Nos termos da cláusula 48º, nº 2, alínea f), da L.C.T., aplicável às relações de
trabalho existentes entre autora e ré, consideram-se justificadas as faltas
motivadas pela 'necessidade, devidamente comprovada, de prestação de assistência
inadiável a membros do seu agregado familiar em caso de acidente ou doença
súbita, por períodos nunca superiores a dois dias'.
Para além de se considerarem justificadas, nos termos da cláusula 49º, nº 1, do
citado C.C.T., as ausências de serviço com fundamento na alínea f) da cláusula
48º, nº 2, não determinam a perda de quaisquer direitos ou regalias do
trabalhador.
Ao arrepio do que se estabelece na citada cláusula 49º, nº 1, da L.C.T., a ré
procedeu ao desconto da quantia de €: 49,74 na remuneração mensal da autora
referente aos meses de Março de 2003 e Março de 2004, por aquela ter tido a
inadiável necessidade de prestar assistência ao seu filho menor de 3 anos que
padeceu de doença súbita.
Ora, este desconto na remuneração da autora contraria o disposto na citada
cláusula 49º, n.º 1, do C.C.T. e, por conseguinte, é ilegal, uma vez que
contraria a referida eficácia normativa da convenção colectiva aplicável.
Mas, a ré alega que o C.C.V. T ., sendo objecto da Portaria de Extensão
publicada no B.T.E., 1ª série, nº 21, de 8.6.2003, não é aplicável.
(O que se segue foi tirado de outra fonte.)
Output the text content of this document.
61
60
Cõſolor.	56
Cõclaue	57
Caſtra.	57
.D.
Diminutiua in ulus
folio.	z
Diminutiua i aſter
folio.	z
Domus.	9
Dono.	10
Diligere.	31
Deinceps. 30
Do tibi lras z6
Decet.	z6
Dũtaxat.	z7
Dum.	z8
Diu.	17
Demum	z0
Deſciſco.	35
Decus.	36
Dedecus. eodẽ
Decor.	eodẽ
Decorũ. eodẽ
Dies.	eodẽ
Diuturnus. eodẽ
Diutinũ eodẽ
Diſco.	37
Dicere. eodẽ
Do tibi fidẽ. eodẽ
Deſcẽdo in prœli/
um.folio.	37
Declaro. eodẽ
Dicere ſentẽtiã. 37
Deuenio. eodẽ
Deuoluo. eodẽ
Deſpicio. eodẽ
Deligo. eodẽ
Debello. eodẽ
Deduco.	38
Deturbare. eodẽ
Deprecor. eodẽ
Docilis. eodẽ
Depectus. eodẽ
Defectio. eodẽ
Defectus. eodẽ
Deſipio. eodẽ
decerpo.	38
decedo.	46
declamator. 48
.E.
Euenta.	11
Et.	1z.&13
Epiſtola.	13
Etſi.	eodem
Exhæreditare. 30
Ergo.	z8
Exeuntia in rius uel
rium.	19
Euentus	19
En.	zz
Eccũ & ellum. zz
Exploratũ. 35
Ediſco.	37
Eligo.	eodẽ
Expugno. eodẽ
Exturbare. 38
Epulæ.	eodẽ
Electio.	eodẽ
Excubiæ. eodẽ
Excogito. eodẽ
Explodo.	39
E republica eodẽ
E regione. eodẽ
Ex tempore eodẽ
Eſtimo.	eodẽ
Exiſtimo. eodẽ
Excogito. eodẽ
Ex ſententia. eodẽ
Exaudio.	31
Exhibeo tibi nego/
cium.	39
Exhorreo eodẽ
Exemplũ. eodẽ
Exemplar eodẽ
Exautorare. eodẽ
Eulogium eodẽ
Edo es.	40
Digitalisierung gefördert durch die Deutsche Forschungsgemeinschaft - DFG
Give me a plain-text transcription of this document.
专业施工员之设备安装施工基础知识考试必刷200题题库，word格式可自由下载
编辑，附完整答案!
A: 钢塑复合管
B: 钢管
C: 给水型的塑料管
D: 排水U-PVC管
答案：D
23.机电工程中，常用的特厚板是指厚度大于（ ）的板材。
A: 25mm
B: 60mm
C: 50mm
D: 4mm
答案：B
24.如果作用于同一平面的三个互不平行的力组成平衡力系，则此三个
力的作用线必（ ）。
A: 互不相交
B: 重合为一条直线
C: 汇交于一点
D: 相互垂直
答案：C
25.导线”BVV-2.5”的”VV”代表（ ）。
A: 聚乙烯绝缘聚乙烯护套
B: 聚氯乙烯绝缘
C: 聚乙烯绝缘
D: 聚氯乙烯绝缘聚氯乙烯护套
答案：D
A ré não tem razão, pois, pelo que já acima se referiu, às relações de trabalho
entre ela e a autora é aplicável o C.C.T. celebrado entre a Associação Nacional
das Indústrias Têxteis, Algodoeiras, Fibras e outras e o Sindetex - Sindicato
Democrático dos Têxteis e outros, publicado no B.T.E., 1ª série, nº 37, de
8.10.81, e a Portaria de Regulamentação do Trabalho para o Sector Têxtil e
Vestuário e outras, publicada no B.T.E., 1ª série, de 8.6.2003.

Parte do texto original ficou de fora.